Preface

Countless books have been written about the dinosaurs, the reptiles that ruled the earth for about 160 million years, yet remarkably few books have been written about the many strange, fierce, and enormous beasts that have disappeared in the time humans and our recent ancestors have been around. The earth is certainly a poorer place for their passing, but it's fascinating to think that our forebears knew these animals—even worshipped them and hunted them. Extinct Animals is an exploration of these creatures, from the giant, flesh-eating birds and saber-toothed marsupials of South America to the golden toad of Costa Rica, which became extinct as recently as 1989.

A book on extinct animals would not be complete without a little about the process of extinction itself, and so in the introduction, you find out about how the earth has been rocked by numerous mass extinction events. The last of these, the seventh extinction, is happening right now as a result of the unchecked growth of the human population and the habitat destruction that follows in the wake of what we call progress. Following the introduction are 65 vignettes, each of which present a different extinct animal. You will not find an exhaustive account of all the animals that have disappeared from our planet in the last couple of million years because such a book would be immense, and all that we know of many extinct animals is based on fragmentary fossils. The focus of this book is those extinct beasts for which there are historical accounts of the living animal, a detailed fossil record, or scant remnants that indicate a truly incredible creature.

The audience for Extinct Animals is anyone with an interest in zoology, earth's remarkable recent past, or the far-reaching consequences of an expanding human population. The main purpose of Extinct Animals is to present what we know about the lives of animals that have disappeared forever in a way that just about anyone can read and understand. Textbooks are full of fascinating information, but all too often, they are inaccessible to general audiences.
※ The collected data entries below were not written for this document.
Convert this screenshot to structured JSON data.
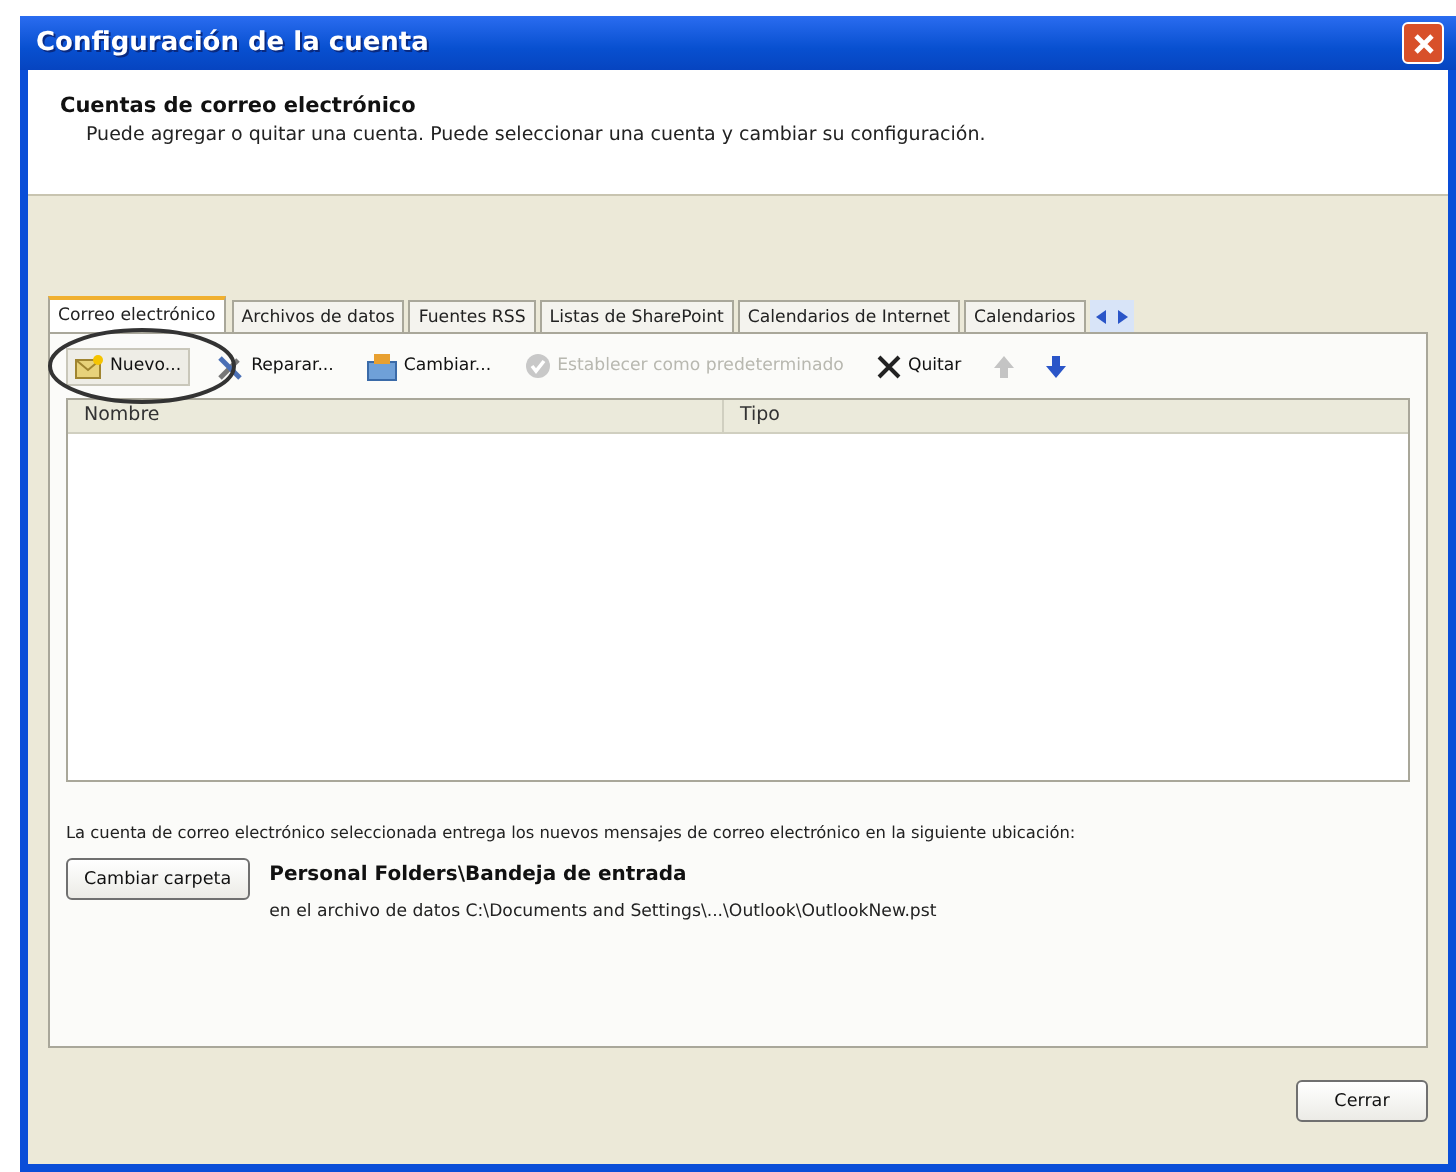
{
  "window": {
    "title": "Configuración de la cuenta"
  },
  "header": {
    "title": "Cuentas de correo electrónico",
    "subtitle": "Puede agregar o quitar una cuenta. Puede seleccionar una cuenta y cambiar su configuración."
  },
  "tabs": [
    {
      "label": "Correo electrónico",
      "selected": true
    },
    {
      "label": "Archivos de datos",
      "selected": false
    },
    {
      "label": "Fuentes RSS",
      "selected": false
    },
    {
      "label": "Listas de SharePoint",
      "selected": false
    },
    {
      "label": "Calendarios de Internet",
      "selected": false
    },
    {
      "label": "Calendarios",
      "selected": false
    }
  ],
  "toolbar": [
    {
      "kind": "new",
      "label": "Nuevo...",
      "disabled": false
    },
    {
      "kind": "repair",
      "label": "Reparar...",
      "disabled": false
    },
    {
      "kind": "change",
      "label": "Cambiar...",
      "disabled": false
    },
    {
      "kind": "default",
      "label": "Establecer como predeterminado",
      "disabled": true
    },
    {
      "kind": "remove",
      "label": "Quitar",
      "disabled": false
    },
    {
      "kind": "up",
      "disabled": true
    },
    {
      "kind": "down",
      "disabled": false
    }
  ],
  "table": {
    "columns": [
      "Nombre",
      "Tipo"
    ]
  },
  "delivery": {
    "text": "La cuenta de correo electrónico seleccionada entrega los nuevos mensajes de correo electrónico en la siguiente ubicación:",
    "button": "Cambiar carpeta",
    "folder": "Personal Folders\\Bandeja de entrada",
    "path": "en el archivo de datos C:\\Documents and Settings\\...\\Outlook\\OutlookNew.pst"
  },
  "buttons": [
    "Cerrar"
  ]
}
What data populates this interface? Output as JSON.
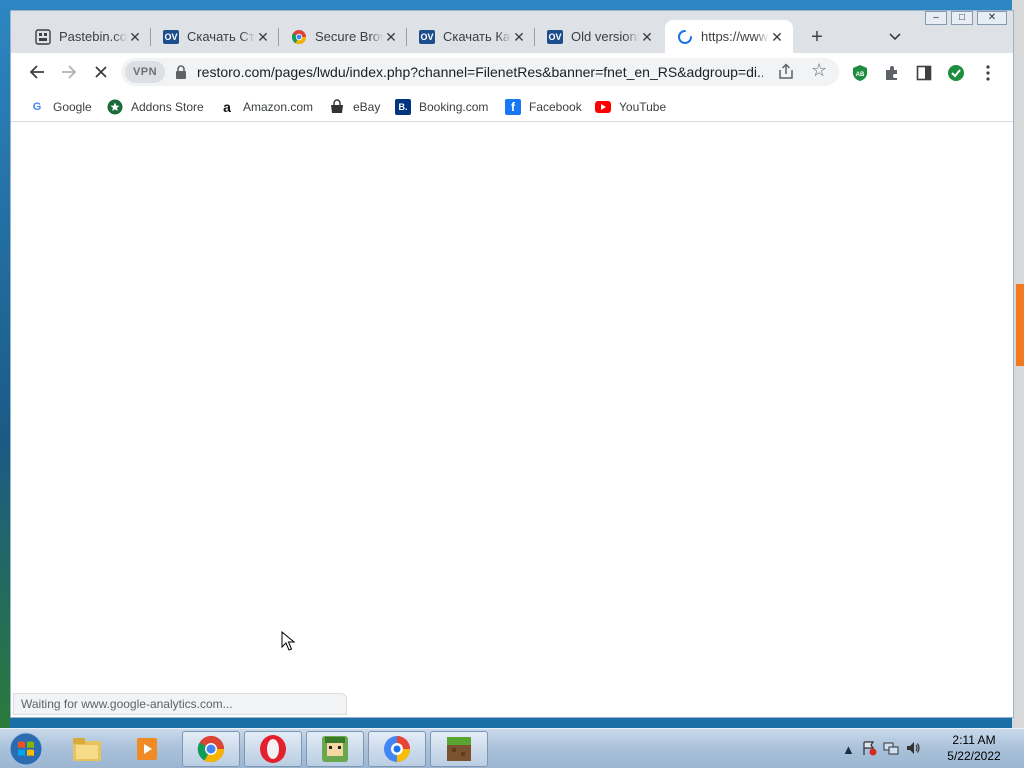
{
  "browser": {
    "tabs": [
      {
        "title": "Pastebin.com",
        "favicon": "pastebin-icon",
        "active": false
      },
      {
        "title": "Скачать Ста",
        "favicon": "ov-icon",
        "active": false
      },
      {
        "title": "Secure Brow",
        "favicon": "chrome-icon",
        "active": false
      },
      {
        "title": "Скачать Кас",
        "favicon": "ov-icon",
        "active": false
      },
      {
        "title": "Old versions",
        "favicon": "ov-icon",
        "active": false
      },
      {
        "title": "https://www.",
        "favicon": "loading-spinner-icon",
        "active": true
      }
    ],
    "favicon_text": {
      "ov": "OV"
    },
    "new_tab_label": "+",
    "window_controls": [
      "–",
      "□",
      "✕"
    ],
    "toolbar": {
      "vpn_label": "VPN",
      "url": "restoro.com/pages/lwdu/index.php?channel=FilenetRes&banner=fnet_en_RS&adgroup=di..."
    },
    "bookmarks": [
      {
        "label": "Google",
        "icon": "google-icon"
      },
      {
        "label": "Addons Store",
        "icon": "addons-store-icon"
      },
      {
        "label": "Amazon.com",
        "icon": "amazon-icon"
      },
      {
        "label": "eBay",
        "icon": "ebay-icon"
      },
      {
        "label": "Booking.com",
        "icon": "booking-icon"
      },
      {
        "label": "Facebook",
        "icon": "facebook-icon"
      },
      {
        "label": "YouTube",
        "icon": "youtube-icon"
      }
    ],
    "bookmark_glyphs": {
      "google": "G",
      "amazon": "a",
      "booking": "B.",
      "facebook": "f",
      "ext_ab": "AB"
    },
    "status_text": "Waiting for www.google-analytics.com..."
  },
  "taskbar": {
    "items": [
      "file-explorer-icon",
      "media-player-icon",
      "chrome-icon",
      "opera-icon",
      "game-icon",
      "browser-icon",
      "minecraft-icon"
    ],
    "clock_time": "2:11 AM",
    "clock_date": "5/22/2022"
  },
  "colors": {
    "accent": "#1a73e8",
    "ext_green": "#1e8e3e",
    "youtube_red": "#ff0000",
    "facebook_blue": "#1877f2",
    "booking_blue": "#003580"
  }
}
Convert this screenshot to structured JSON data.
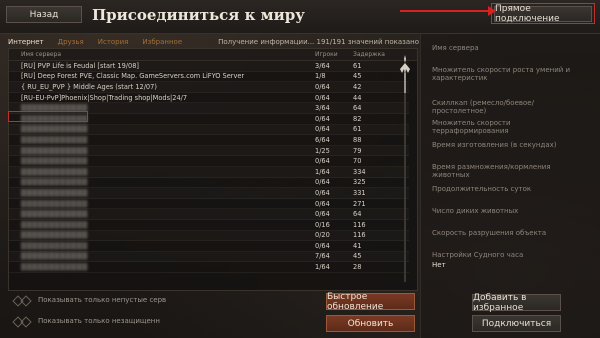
{
  "top": {
    "back_label": "Назад",
    "title": "Присоединиться к миру",
    "direct_connect_label": "Прямое подключение"
  },
  "tabs": [
    {
      "label": "Интернет",
      "active": true
    },
    {
      "label": "Друзья",
      "active": false
    },
    {
      "label": "История",
      "active": false
    },
    {
      "label": "Избранное",
      "active": false
    }
  ],
  "status_text": "Получение информации... 191/191 значений показано",
  "columns": {
    "name": "Имя сервера",
    "players": "Игроки",
    "ping": "Задержка"
  },
  "rows": [
    {
      "name": "[RU] PVP Life is Feudal [start 19/08]",
      "players": "3/64",
      "ping": "61",
      "blurred": false
    },
    {
      "name": "[RU] Deep Forest PVE, Classic Map. GameServers.com LiFYO Server",
      "players": "1/8",
      "ping": "45",
      "blurred": false
    },
    {
      "name": "{ RU_EU_PVP } Middle  Ages (start 12/07)",
      "players": "0/64",
      "ping": "42",
      "blurred": false
    },
    {
      "name": "[RU-EU-PvP]Phoenix|Shop|Trading shop|Mods|24/7",
      "players": "0/64",
      "ping": "44",
      "blurred": false
    },
    {
      "name": "",
      "players": "3/64",
      "ping": "64",
      "blurred": true
    },
    {
      "name": "",
      "players": "0/64",
      "ping": "82",
      "blurred": true
    },
    {
      "name": "",
      "players": "0/64",
      "ping": "61",
      "blurred": true
    },
    {
      "name": "",
      "players": "6/64",
      "ping": "88",
      "blurred": true
    },
    {
      "name": "",
      "players": "1/25",
      "ping": "79",
      "blurred": true
    },
    {
      "name": "",
      "players": "0/64",
      "ping": "70",
      "blurred": true
    },
    {
      "name": "",
      "players": "1/64",
      "ping": "334",
      "blurred": true
    },
    {
      "name": "",
      "players": "0/64",
      "ping": "325",
      "blurred": true
    },
    {
      "name": "",
      "players": "0/64",
      "ping": "331",
      "blurred": true
    },
    {
      "name": "",
      "players": "0/64",
      "ping": "271",
      "blurred": true
    },
    {
      "name": "",
      "players": "0/64",
      "ping": "64",
      "blurred": true
    },
    {
      "name": "",
      "players": "0/16",
      "ping": "116",
      "blurred": true
    },
    {
      "name": "",
      "players": "0/20",
      "ping": "116",
      "blurred": true
    },
    {
      "name": "",
      "players": "0/64",
      "ping": "41",
      "blurred": true
    },
    {
      "name": "",
      "players": "7/64",
      "ping": "45",
      "blurred": true
    },
    {
      "name": "",
      "players": "1/64",
      "ping": "28",
      "blurred": true
    }
  ],
  "filters": [
    "Показывать только непустые серв",
    "Показывать только незащищенн"
  ],
  "buttons": {
    "quick_refresh": "Быстрое обновление",
    "refresh": "Обновить",
    "add_favorite": "Добавить в избранное",
    "connect": "Подключиться"
  },
  "details": [
    {
      "label": "Имя сервера",
      "value": ""
    },
    {
      "label": "Множитель скорости роста умений и характеристик",
      "value": ""
    },
    {
      "label": "Скиллкап (ремесло/боевое/простолетное)",
      "value": ""
    },
    {
      "label": "Множитель скорости терраформирования",
      "value": ""
    },
    {
      "label": "Время изготовления (в секундах)",
      "value": ""
    },
    {
      "label": "Время размножения/кормления животных",
      "value": ""
    },
    {
      "label": "Продолжительность суток",
      "value": ""
    },
    {
      "label": "Число диких животных",
      "value": ""
    },
    {
      "label": "Скорость разрушения объекта",
      "value": ""
    },
    {
      "label": "Настройки Судного часа",
      "value": "Нет"
    }
  ]
}
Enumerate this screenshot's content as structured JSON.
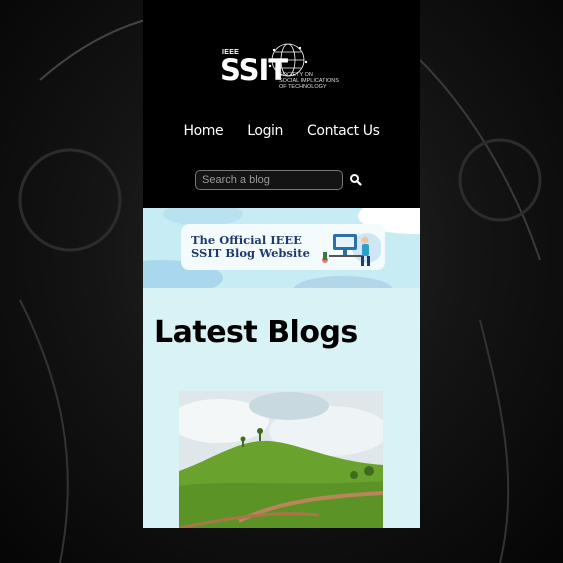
{
  "logo": {
    "org": "IEEE",
    "name": "SSIT",
    "tagline": "SOCIETY ON\nSOCIAL IMPLICATIONS\nOF TECHNOLOGY"
  },
  "nav": {
    "items": [
      {
        "label": "Home"
      },
      {
        "label": "Login"
      },
      {
        "label": "Contact Us"
      }
    ]
  },
  "search": {
    "placeholder": "Search a blog",
    "button_icon": "search-icon"
  },
  "banner": {
    "title": "The Official IEEE SSIT Blog Website"
  },
  "main": {
    "heading": "Latest Blogs",
    "posts": [
      {
        "image": "green-hill-landscape"
      }
    ]
  },
  "colors": {
    "page_bg": "#000000",
    "content_bg": "#d9f2f5",
    "banner_text": "#1e3a6e",
    "grass": "#6aa22e"
  }
}
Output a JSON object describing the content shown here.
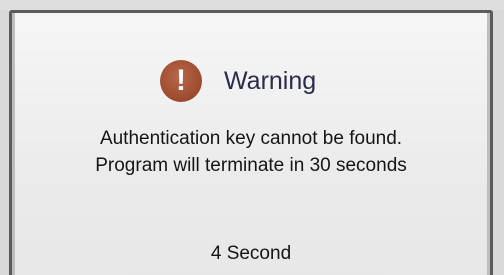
{
  "dialog": {
    "title": "Warning",
    "icon": "exclamation-icon",
    "icon_glyph": "!",
    "message_line1": "Authentication key cannot be found.",
    "message_line2": "Program will terminate in 30 seconds",
    "countdown": "4 Second"
  },
  "colors": {
    "icon_bg": "#a4533a",
    "dialog_border": "#5b5b5b",
    "dialog_bg": "#efefef"
  }
}
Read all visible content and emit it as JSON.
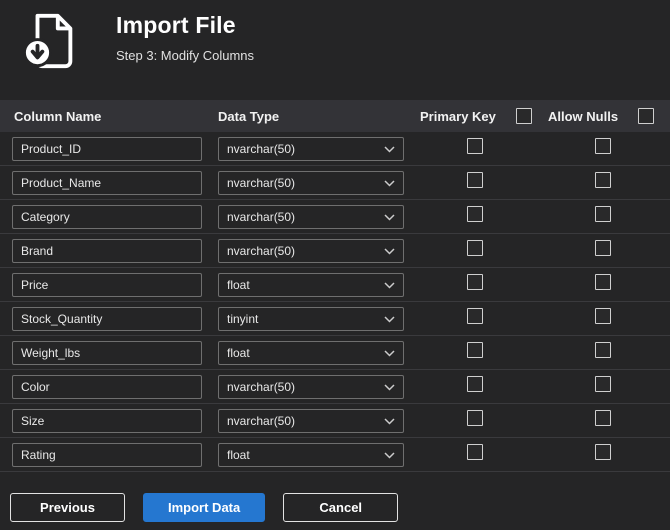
{
  "header": {
    "title": "Import File",
    "subtitle": "Step 3: Modify Columns"
  },
  "table": {
    "headers": {
      "column_name": "Column Name",
      "data_type": "Data Type",
      "primary_key": "Primary Key",
      "allow_nulls": "Allow Nulls"
    },
    "select_all": {
      "primary_key_checked": false,
      "allow_nulls_checked": false
    },
    "rows": [
      {
        "name": "Product_ID",
        "type": "nvarchar(50)",
        "primary_key": false,
        "allow_nulls": false
      },
      {
        "name": "Product_Name",
        "type": "nvarchar(50)",
        "primary_key": false,
        "allow_nulls": false
      },
      {
        "name": "Category",
        "type": "nvarchar(50)",
        "primary_key": false,
        "allow_nulls": false
      },
      {
        "name": "Brand",
        "type": "nvarchar(50)",
        "primary_key": false,
        "allow_nulls": false
      },
      {
        "name": "Price",
        "type": "float",
        "primary_key": false,
        "allow_nulls": false
      },
      {
        "name": "Stock_Quantity",
        "type": "tinyint",
        "primary_key": false,
        "allow_nulls": false
      },
      {
        "name": "Weight_lbs",
        "type": "float",
        "primary_key": false,
        "allow_nulls": false
      },
      {
        "name": "Color",
        "type": "nvarchar(50)",
        "primary_key": false,
        "allow_nulls": false
      },
      {
        "name": "Size",
        "type": "nvarchar(50)",
        "primary_key": false,
        "allow_nulls": false
      },
      {
        "name": "Rating",
        "type": "float",
        "primary_key": false,
        "allow_nulls": false
      }
    ]
  },
  "footer": {
    "previous_label": "Previous",
    "import_label": "Import Data",
    "cancel_label": "Cancel"
  },
  "colors": {
    "background": "#252526",
    "header_strip": "#333337",
    "accent": "#2577d0",
    "border": "#6f6f6f"
  }
}
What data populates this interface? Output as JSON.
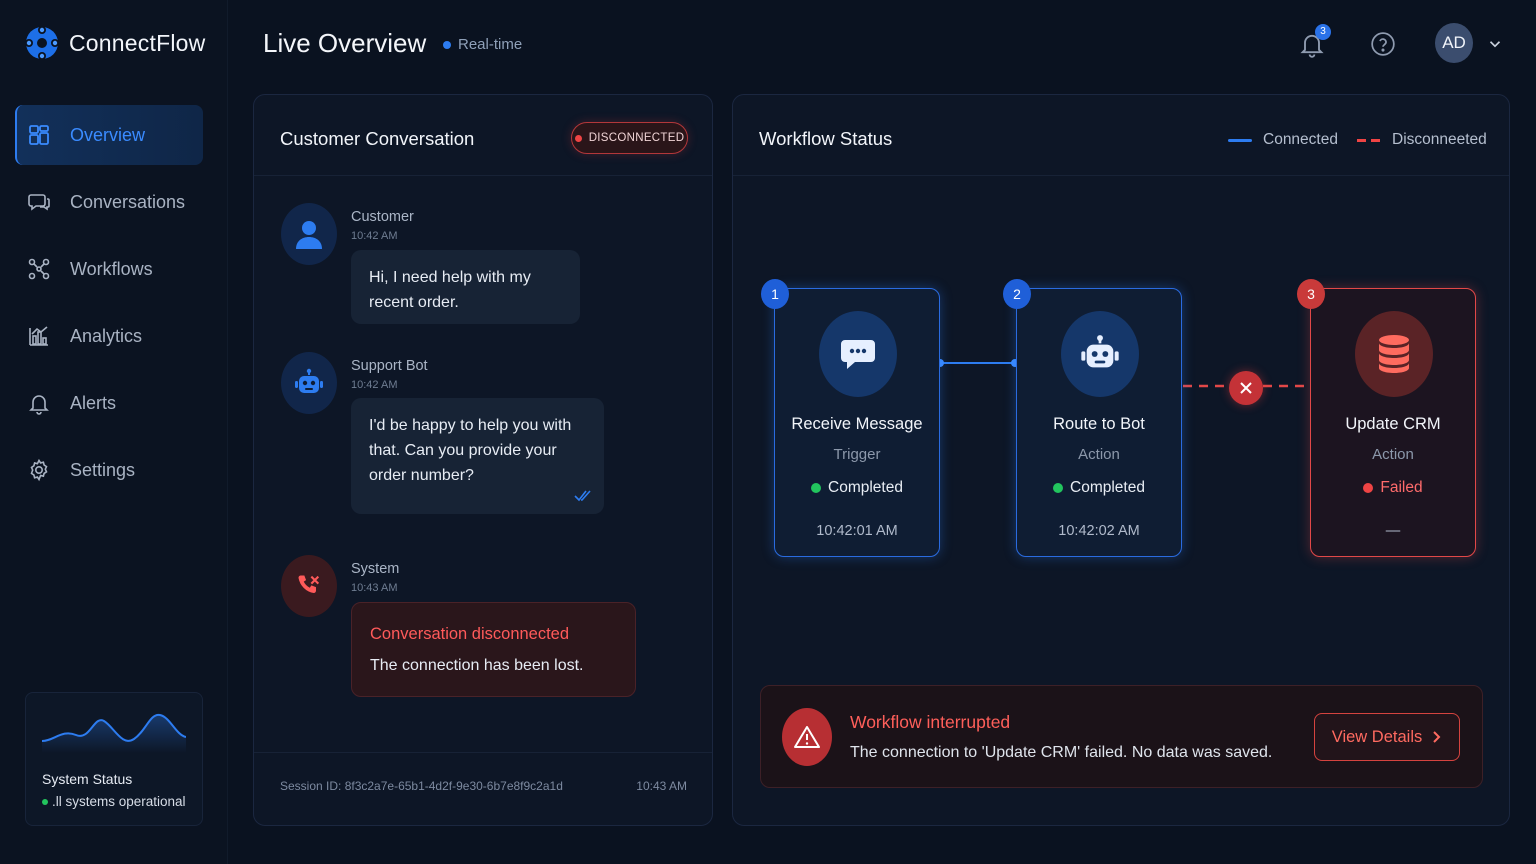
{
  "app": {
    "name": "ConnectFlow"
  },
  "header": {
    "title": "Live Overview",
    "live_label": "Real-time",
    "notifications_count": "3",
    "user_initials": "AD"
  },
  "sidebar": {
    "items": [
      {
        "label": "Overview",
        "icon": "dashboard-icon",
        "active": true
      },
      {
        "label": "Conversations",
        "icon": "chat-icon"
      },
      {
        "label": "Workflows",
        "icon": "workflow-icon"
      },
      {
        "label": "Analytics",
        "icon": "analytics-icon"
      },
      {
        "label": "Alerts",
        "icon": "bell-icon"
      },
      {
        "label": "Settings",
        "icon": "gear-icon"
      }
    ],
    "system_status": {
      "title": "System Status",
      "subtitle": ".ll systems operational"
    }
  },
  "conversation": {
    "title": "Customer Conversation",
    "status_badge": "DISCONNECTED",
    "messages": [
      {
        "sender": "Customer",
        "time": "10:42 AM",
        "text": "Hi, I need help with my recent order."
      },
      {
        "sender": "Support Bot",
        "time": "10:42 AM",
        "text": "I'd be happy to help you with that. Can you provide your order number?"
      },
      {
        "sender": "System",
        "time": "10:43 AM",
        "title": "Conversation disconnected",
        "text": "The connection has been lost."
      }
    ],
    "session_id": "Session ID: 8f3c2a7e-65b1-4d2f-9e30-6b7e8f9c2a1d",
    "session_time": "10:43 AM"
  },
  "workflow": {
    "title": "Workflow Status",
    "legend": {
      "connected": "Connected",
      "disconnected": "Disconneeted"
    },
    "nodes": [
      {
        "num": "1",
        "title": "Receive Message",
        "type": "Trigger",
        "status": "Completed",
        "time": "10:42:01 AM"
      },
      {
        "num": "2",
        "title": "Route to Bot",
        "type": "Action",
        "status": "Completed",
        "time": "10:42:02 AM"
      },
      {
        "num": "3",
        "title": "Update CRM",
        "type": "Action",
        "status": "Failed",
        "time": "—"
      }
    ],
    "alert": {
      "title": "Workflow interrupted",
      "text": "The connection to 'Update CRM' failed. No data was saved.",
      "button": "View Details"
    }
  },
  "colors": {
    "accent": "#2d7cf0",
    "error": "#ef4444",
    "success": "#22c55e",
    "background": "#0a1220"
  }
}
This book provides a bridge to those resources for anyone who has even the slightest interest in the world around him and what it was once like.

Along with the individual vignettes are a number of entries that describe some of the discoveries and concepts that are crucial to understanding how life on earth has changed in the last couple of million years. These include the amazing bone deposits of Rancho La Brea in Los Angeles, the ice ages, and the human age of discovery, which has seen humans exploring every corner of the globe, often to the detriment of native fauna.

Wherever possible, I have tried not to use jargon. There is a whole dictionary of specialized zoological and paleontological terms, which can sometimes be confusing or difficult to say. I have tried to write in more general terms without using this specialized language. However, there is a glossary at the end of the book to explain any jargon that was unavoidable. For those readers keen to trawl the Web for extra information, the best way is to type the Latin name, or perhaps the common name, into a Web search engine. The amount of information on the Web today is such that there will be numerous pages on most of the animals in this book, but only those sites ending in .gov or .edu are likely to carry information that has been thoroughly researched and edited.

In this book, at the end of many entries, there is a list of resources for further reading. These lists, as well as the selected bibliography at the end of the book, include textbooks and journal articles that can be found in any decent library. In addition to the Web and books, you can find more about the animals featured in this book by visiting natural history museums. A list of some of the museums where you can see skeletons and reconstructions of many extinct animals can be found at the back of this book.